As a student pursuing private equity at Booth, I could not imagine a better education and introduction to this hard-to-enter industry than the PE/VC lab class at Booth. The depth and detail in which we have explored every aspect of PE has been invaluable to my future career and how I think about investment opportunities. I sat down to discuss the growth of private equity at Chicago Booth with adjunct professor Chris McGowan, who is a 23-year PE industry veteran and also a faculty advisor and an Entrepreneur-in-Residence for the Polsky Center for Entrepreneurship and Innovation.
1.) You’ve had a long and successful 23-year career in Private Equity; how did you first become involved with the PE/VC community at Booth?
My involvement began with SPITC program (the Sterling Partners Investment Thesis Challenge) as the faculty advisor in 2012. SPITC is an investment idea generation and live deal sourcing exercise in which a team of Booth student interns craft a written proposal focusing on one industry that they believe would be productive to take a deeper dive into to find investable sub-sectors and eventually investable company targets for private equity investment. That process takes place over a 10-12 week period in which the students bounce weekly between me, as their faculty advisor in the Polsky Center, and the host PE firm in Chicago that has chosen to sponsor that team. We have had great support and participation from the Chicago private equity industry, who for seven years has seen SPITC as a valuable source for investment ideas. See the list of firms.
2.) What other types of private equity programming are you involved with at Booth?
After I got involved with the SPITC program, I was asked to do some lecturing for the PE/VC Lab Class at Booth. Then, three years ago, I was invited to co-teach the course with professors Ira Weiss and Jason Heltzer. The class has continued to grow and evolve. I am also an Entrepreneur-in-Residence at the Polsky Center and I talk with students about a wide range of topics interesting to them from how to raise capital and pitch your business to compensation issues, career searches, and how to position yourself when career switching into or returning to the PE industry.
3.) I’m fortunate to have taken your PE/VC lab and it was one of my absolute favorite courses. Can you talk a bit about the interaction between students and firms in the course?
Students start the process of joining the class by applying for an internship with a Chicago-area private equity/venture capital fund through the Polsky Center. It’s a competitive process—about 300 students apply every year for 110 seats in the class. Once you secure an internship, you are required to work 15 hours per week at a minimum for 10 weeks and attend our class on Tuesday nights every week during the Spring Quarter. Hopefully, for many students the 10-week internship turns into 12 or 15 weeks during the year and sometimes into a summer internship offer, and we’ve even had some become full-time post-MBA offers.
4.) Can you describe the growth Booth has seen in terms of firm interest and participation?

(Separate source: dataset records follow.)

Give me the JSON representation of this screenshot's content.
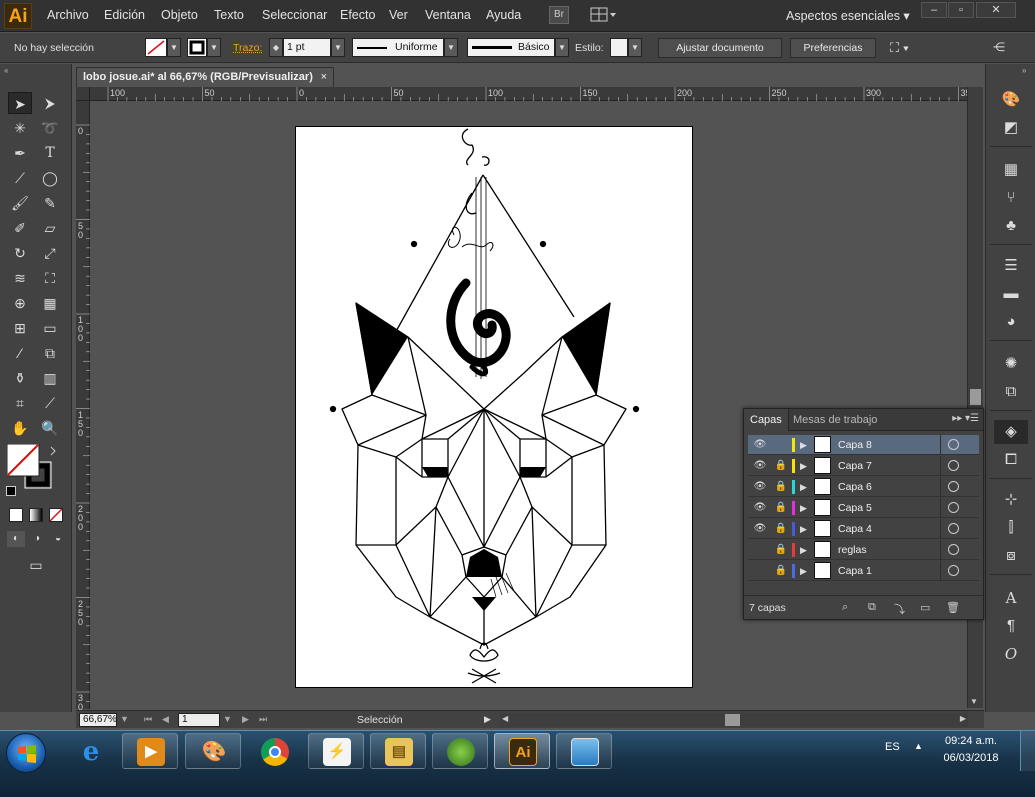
{
  "app": {
    "logo": "Ai",
    "menu": [
      "Archivo",
      "Edición",
      "Objeto",
      "Texto",
      "Seleccionar",
      "Efecto",
      "Ver",
      "Ventana",
      "Ayuda"
    ],
    "bridge_label": "Br",
    "workspace": "Aspectos esenciales",
    "window_controls": {
      "minimize": "–",
      "maximize": "▫",
      "close": "✕"
    }
  },
  "control_bar": {
    "selection_status": "No hay selección",
    "stroke_label": "Trazo:",
    "stroke_weight": "1 pt",
    "profile": "Uniforme",
    "brush": "Básico",
    "style_label": "Estilo:",
    "fit_button": "Ajustar documento",
    "prefs_button": "Preferencias"
  },
  "document": {
    "tab_title": "lobo josue.ai* al 66,67% (RGB/Previsualizar)",
    "close_glyph": "×",
    "ruler_top": [
      {
        "label": "100",
        "v": 100
      },
      {
        "label": "50",
        "v": 150
      },
      {
        "label": "0",
        "v": 200
      },
      {
        "label": "50",
        "v": 250
      },
      {
        "label": "100",
        "v": 300
      },
      {
        "label": "150",
        "v": 350
      },
      {
        "label": "200",
        "v": 400
      },
      {
        "label": "250",
        "v": 450
      },
      {
        "label": "300",
        "v": 500
      },
      {
        "label": "35",
        "v": 550
      }
    ],
    "ruler_left": [
      "0",
      "50",
      "100",
      "150",
      "200",
      "250",
      "300"
    ]
  },
  "status_bar": {
    "zoom": "66,67%",
    "artboard_number": "1",
    "status_text": "Selección"
  },
  "layers_panel": {
    "tabs": [
      "Capas",
      "Mesas de trabajo"
    ],
    "layers": [
      {
        "name": "Capa 8",
        "color": "#f5e600",
        "visible": true,
        "locked": false,
        "selected": true
      },
      {
        "name": "Capa 7",
        "color": "#f5e600",
        "visible": true,
        "locked": true,
        "selected": false
      },
      {
        "name": "Capa 6",
        "color": "#28d8d8",
        "visible": true,
        "locked": true,
        "selected": false
      },
      {
        "name": "Capa 5",
        "color": "#e030e0",
        "visible": true,
        "locked": true,
        "selected": false
      },
      {
        "name": "Capa 4",
        "color": "#4a5adc",
        "visible": true,
        "locked": true,
        "selected": false
      },
      {
        "name": "reglas",
        "color": "#e83a3a",
        "visible": false,
        "locked": true,
        "selected": false
      },
      {
        "name": "Capa 1",
        "color": "#4a6ae8",
        "visible": false,
        "locked": true,
        "selected": false
      }
    ],
    "count_label": "7 capas"
  },
  "taskbar": {
    "language": "ES",
    "time": "09:24 a.m.",
    "date": "06/03/2018",
    "apps": [
      "internet-explorer",
      "media-player",
      "paint",
      "chrome",
      "acrobat",
      "file-explorer",
      "games",
      "illustrator",
      "photo-viewer"
    ],
    "illustrator_glyph": "Ai"
  },
  "colors": {
    "accent_orange": "#f7a21b",
    "panel_bg": "#424242",
    "canvas_bg": "#535353",
    "selected_layer": "#5a6a7e"
  }
}
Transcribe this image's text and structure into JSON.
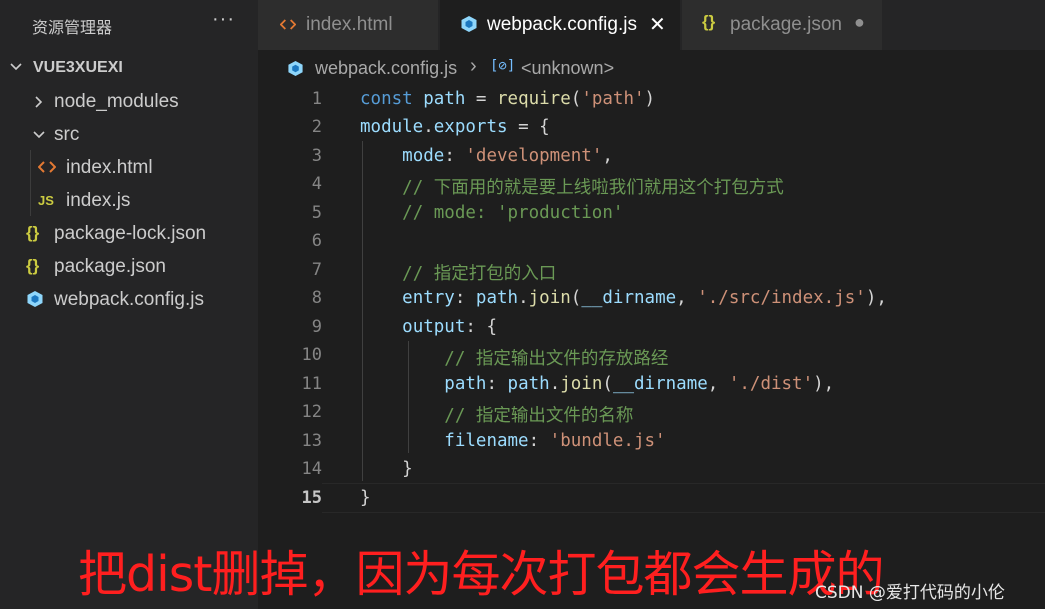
{
  "sidebar": {
    "title": "资源管理器",
    "more": "···",
    "project": "VUE3XUEXI",
    "items": [
      {
        "label": "node_modules",
        "icon": "chevron-right-icon"
      },
      {
        "label": "src",
        "icon": "chevron-down-icon"
      },
      {
        "label": "index.html",
        "icon": "html-file-icon"
      },
      {
        "label": "index.js",
        "icon": "js-file-icon",
        "badge": "JS"
      },
      {
        "label": "package-lock.json",
        "icon": "json-file-icon",
        "badge": "{}"
      },
      {
        "label": "package.json",
        "icon": "json-file-icon",
        "badge": "{}"
      },
      {
        "label": "webpack.config.js",
        "icon": "webpack-file-icon"
      }
    ]
  },
  "tabs": [
    {
      "label": "index.html",
      "icon": "html-file-icon",
      "active": false
    },
    {
      "label": "webpack.config.js",
      "icon": "webpack-file-icon",
      "active": true,
      "close": "✕"
    },
    {
      "label": "package.json",
      "icon": "json-file-icon",
      "active": false,
      "modified": "●",
      "badge": "{}"
    }
  ],
  "breadcrumb": {
    "file": "webpack.config.js",
    "separator": "›",
    "symbol": "<unknown>"
  },
  "editor": {
    "current_line": 15,
    "line_numbers": [
      "1",
      "2",
      "3",
      "4",
      "5",
      "6",
      "7",
      "8",
      "9",
      "10",
      "11",
      "12",
      "13",
      "14",
      "15"
    ]
  },
  "overlay": {
    "caption": "把dist删掉，因为每次打包都会生成的",
    "watermark": "CSDN @爱打代码的小伦"
  },
  "colors": {
    "keyword": "#569cd6",
    "variable": "#9cdcfe",
    "function": "#dcdcaa",
    "string": "#ce9178",
    "comment": "#6a9955",
    "caption": "#ff1f1f"
  }
}
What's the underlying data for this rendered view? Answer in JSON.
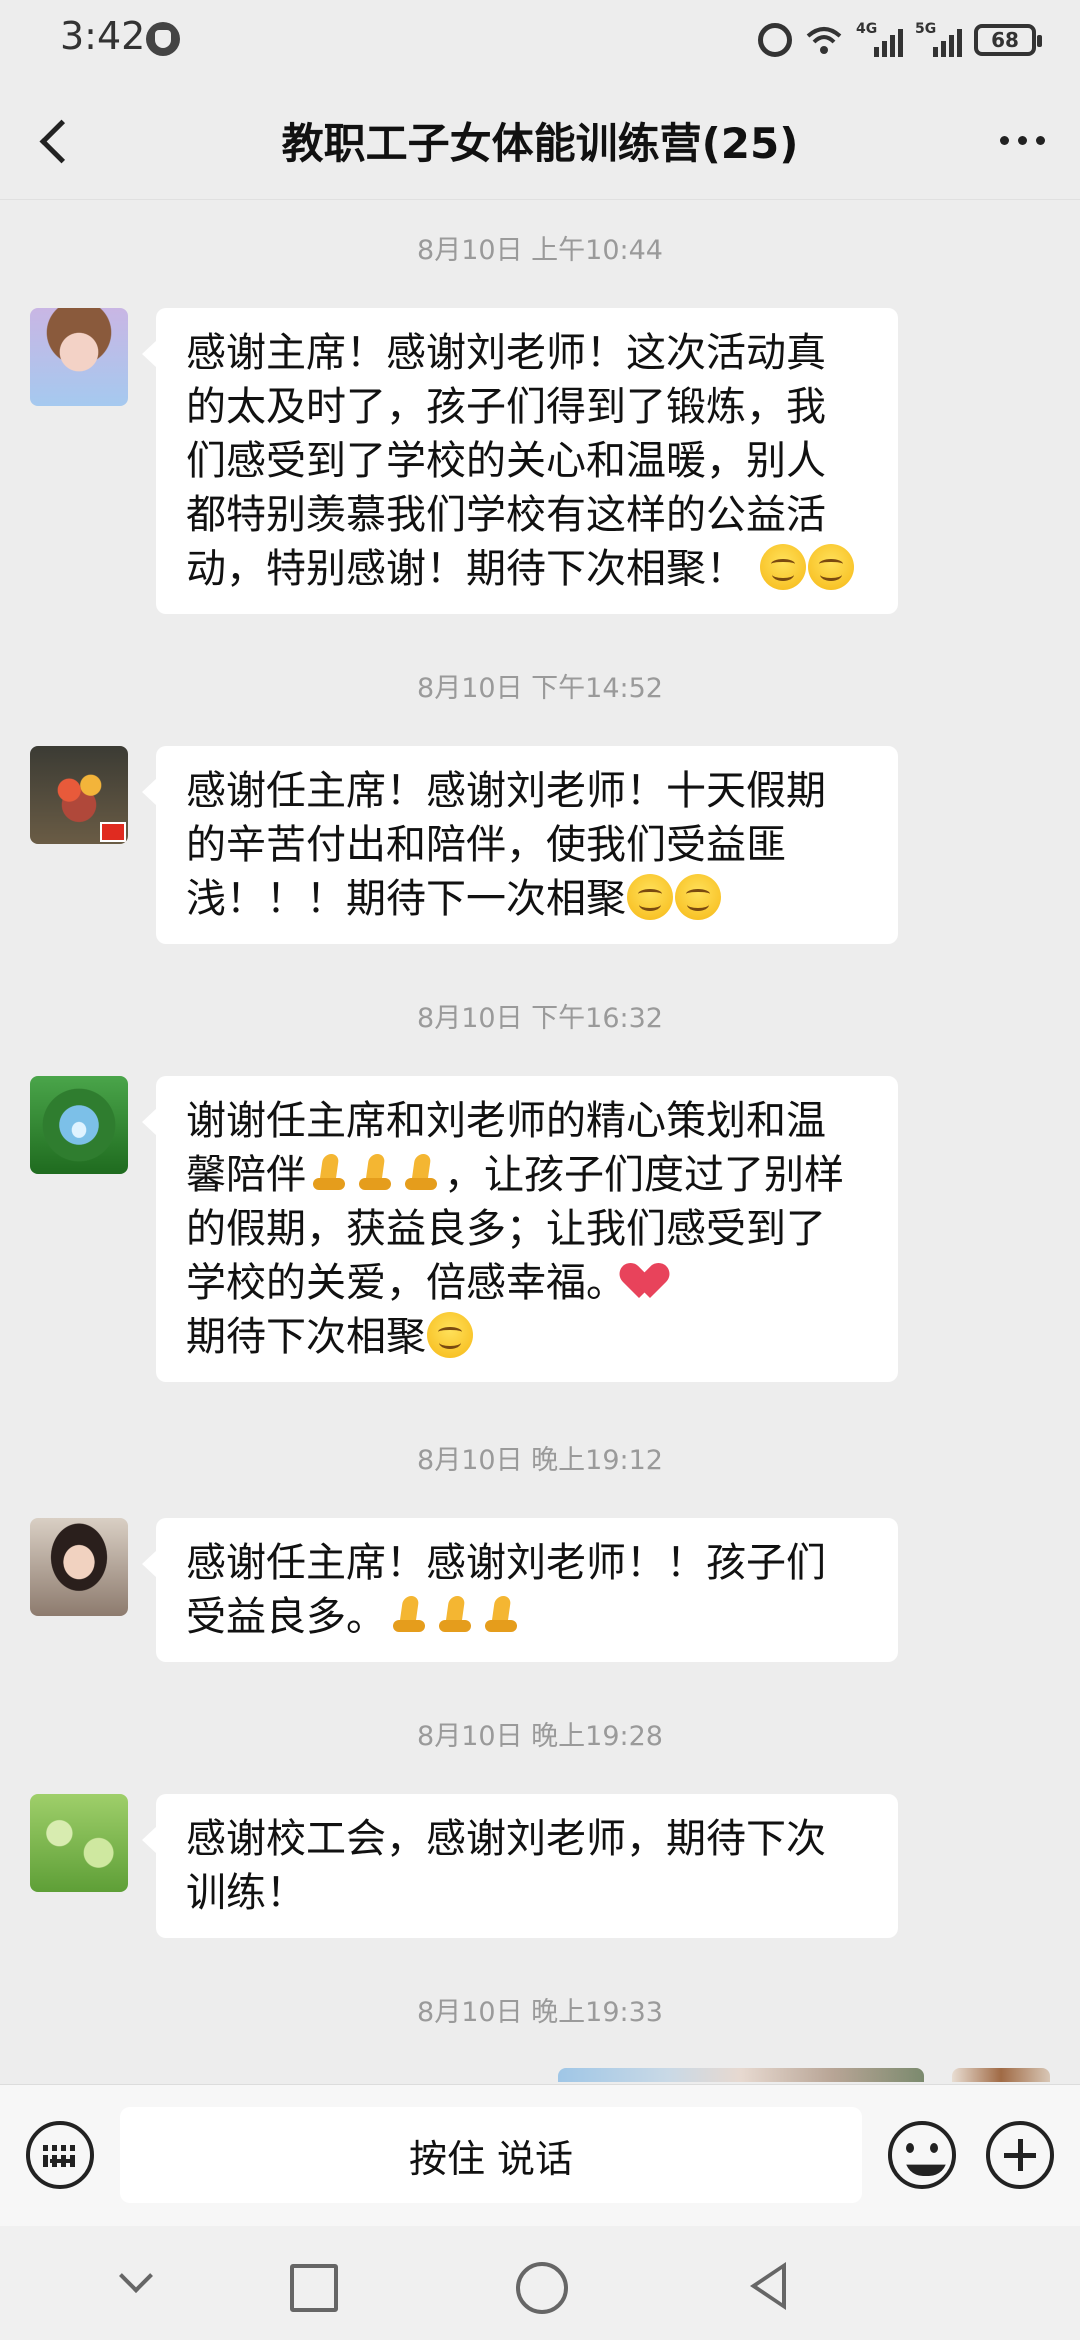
{
  "status_bar": {
    "time": "3:42",
    "battery": "68",
    "signal_tags": [
      "4G",
      "5G"
    ]
  },
  "header": {
    "title": "教职工子女体能训练营(25)"
  },
  "messages": [
    {
      "timestamp": "8月10日 上午10:44",
      "lines": [
        "感谢主席！感谢刘老师！这次活动真",
        "的太及时了，孩子们得到了锻炼，我",
        "们感受到了学校的关心和温暖，别人",
        "都特别羡慕我们学校有这样的公益活",
        "动，特别感谢！期待下次相聚！"
      ],
      "trailing_emoji": [
        "smile-emoji",
        "smile-emoji"
      ]
    },
    {
      "timestamp": "8月10日 下午14:52",
      "lines": [
        "感谢任主席！感谢刘老师！十天假期",
        "的辛苦付出和陪伴，使我们受益匪",
        "浅！！！期待下一次相聚"
      ],
      "trailing_emoji": [
        "smile-emoji",
        "smile-emoji"
      ]
    },
    {
      "timestamp": "8月10日 下午16:32",
      "lines": [
        "谢谢任主席和刘老师的精心策划和温",
        "馨陪伴",
        "，让孩子们度过了别样",
        "的假期，获益良多；让我们感受到了",
        "学校的关爱，倍感幸福。",
        "期待下次相聚"
      ],
      "trailing_emoji": [
        "pray-emoji",
        "heart-emoji",
        "smile-emoji"
      ]
    },
    {
      "timestamp": "8月10日 晚上19:12",
      "lines": [
        "感谢任主席！感谢刘老师！！孩子们",
        "受益良多。"
      ],
      "trailing_emoji": [
        "pray-emoji",
        "pray-emoji",
        "pray-emoji"
      ]
    },
    {
      "timestamp": "8月10日 晚上19:28",
      "lines": [
        "感谢校工会，感谢刘老师，期待下次",
        "训练！"
      ],
      "trailing_emoji": []
    },
    {
      "timestamp": "8月10日 晚上19:33",
      "lines": [],
      "trailing_emoji": []
    }
  ],
  "input_bar": {
    "hold_to_talk": "按住 说话"
  },
  "colors": {
    "background": "#ededed",
    "bubble": "#ffffff",
    "timestamp": "#9a9a9a"
  }
}
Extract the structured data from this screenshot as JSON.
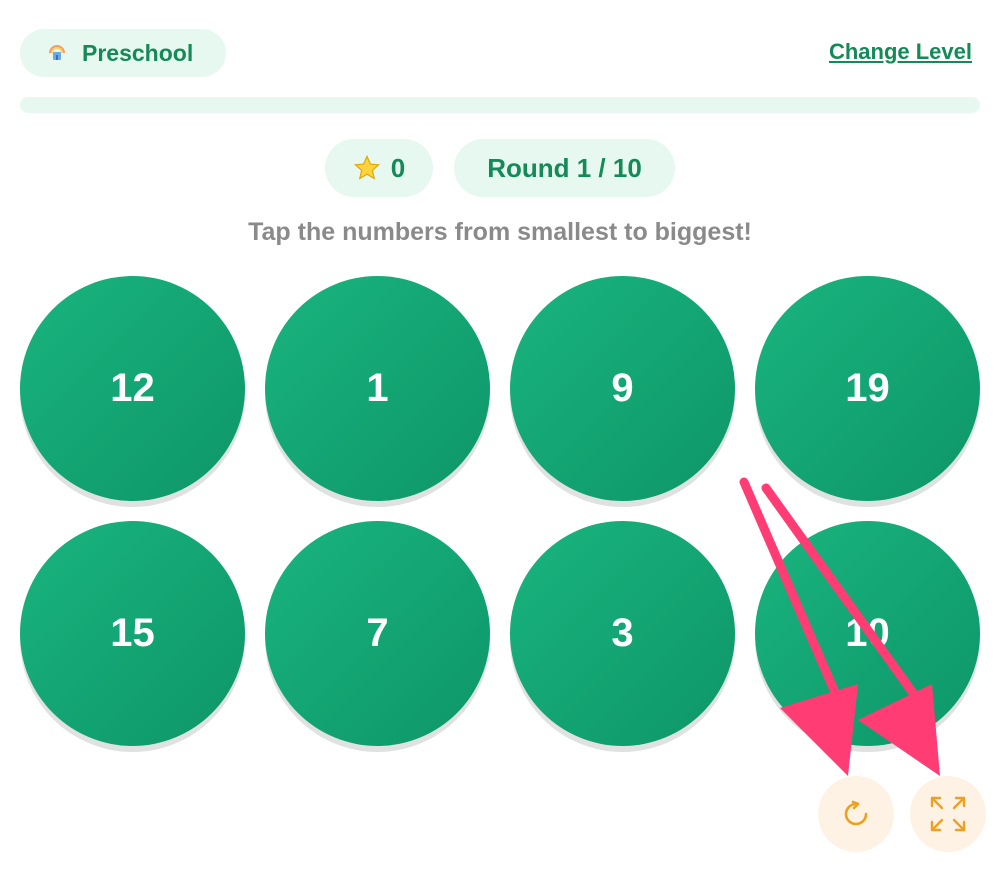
{
  "header": {
    "level_label": "Preschool",
    "level_icon": "rainbow-house-icon",
    "change_level_label": "Change Level"
  },
  "progress": {
    "fraction": 0.0
  },
  "stats": {
    "stars": "0",
    "star_icon": "star-icon",
    "round_label": "Round 1 / 10"
  },
  "instruction": "Tap the numbers from smallest to biggest!",
  "numbers": [
    "12",
    "1",
    "9",
    "19",
    "15",
    "7",
    "3",
    "10"
  ],
  "controls": {
    "restart_icon": "restart-icon",
    "fullscreen_icon": "fullscreen-icon"
  },
  "colors": {
    "accent": "#148a58",
    "button_green": "#13a673",
    "pill_bg": "#e6f8ef",
    "control_bg": "#fdf2e4",
    "control_icon": "#f0a020",
    "annotation_arrow": "#ff3d74"
  }
}
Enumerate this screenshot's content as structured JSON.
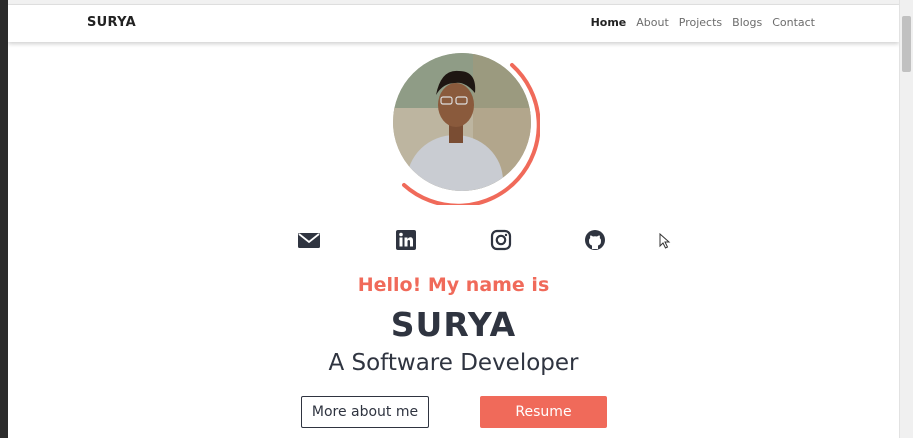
{
  "navbar": {
    "brand": "SURYA",
    "links": [
      {
        "label": "Home",
        "active": true
      },
      {
        "label": "About",
        "active": false
      },
      {
        "label": "Projects",
        "active": false
      },
      {
        "label": "Blogs",
        "active": false
      },
      {
        "label": "Contact",
        "active": false
      }
    ]
  },
  "hero": {
    "greeting": "Hello! My name is",
    "name": "SURYA",
    "role": "A Software Developer",
    "buttons": {
      "more_about": "More about me",
      "resume": "Resume"
    }
  },
  "social_icons": [
    "email-icon",
    "linkedin-icon",
    "instagram-icon",
    "github-icon"
  ],
  "colors": {
    "accent": "#f06a5a",
    "text_dark": "#2f3440",
    "nav_text": "#6c6c6c"
  }
}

The class started nearly 20 years ago with about 15 firms, and now we have grown to 65+ private equity and venture capital firms here in Chicago supporting the program. The repeat rate for the firms is above 95% and firms will often ask for a second, third, or even fourth intern. These are great key indicators of success for the program. We are quite proud of the fact that roughly 25% of the class will end up working in PE or VC at some point in their post-MBA career.
5.) What do you hope students in the PE/VC Lab draw from both the internship project and the class portion?
Based on feedback we get from students, the internship projects vary by host firm, their stage in their investment cycle/fundraising process, etc. At times, you may help your host firm look at a new transaction, or help them monitor and grow a portfolio company that they’ve purchased in the past. Other times there is research to be conducted around industries the firms want to understand better or an industry they may have not looked at before. In that case, your job is to get them up to speed on all of the things that an educated investor would want to know about a target sector.
In the classroom, we introduce a series of experiential topics that normally wouldn’t be covered in other academic courses. We start by going through the basics of the industry, including how firms fundraise, the legal structure of their funds, documentation, etc. We examine the post-fundraising process for firms, and in particular how they plot a strategy to intelligently invest their funds. We talk about strategies firms will employ to grow the companies they purchase and eventually exit. We lace in a number of guest speakers to share what they are doing in real-time in terms of sourcing, adding value to a company, fundraising, and ways in which they’ve tackled growth problems and opportunities with assets and people.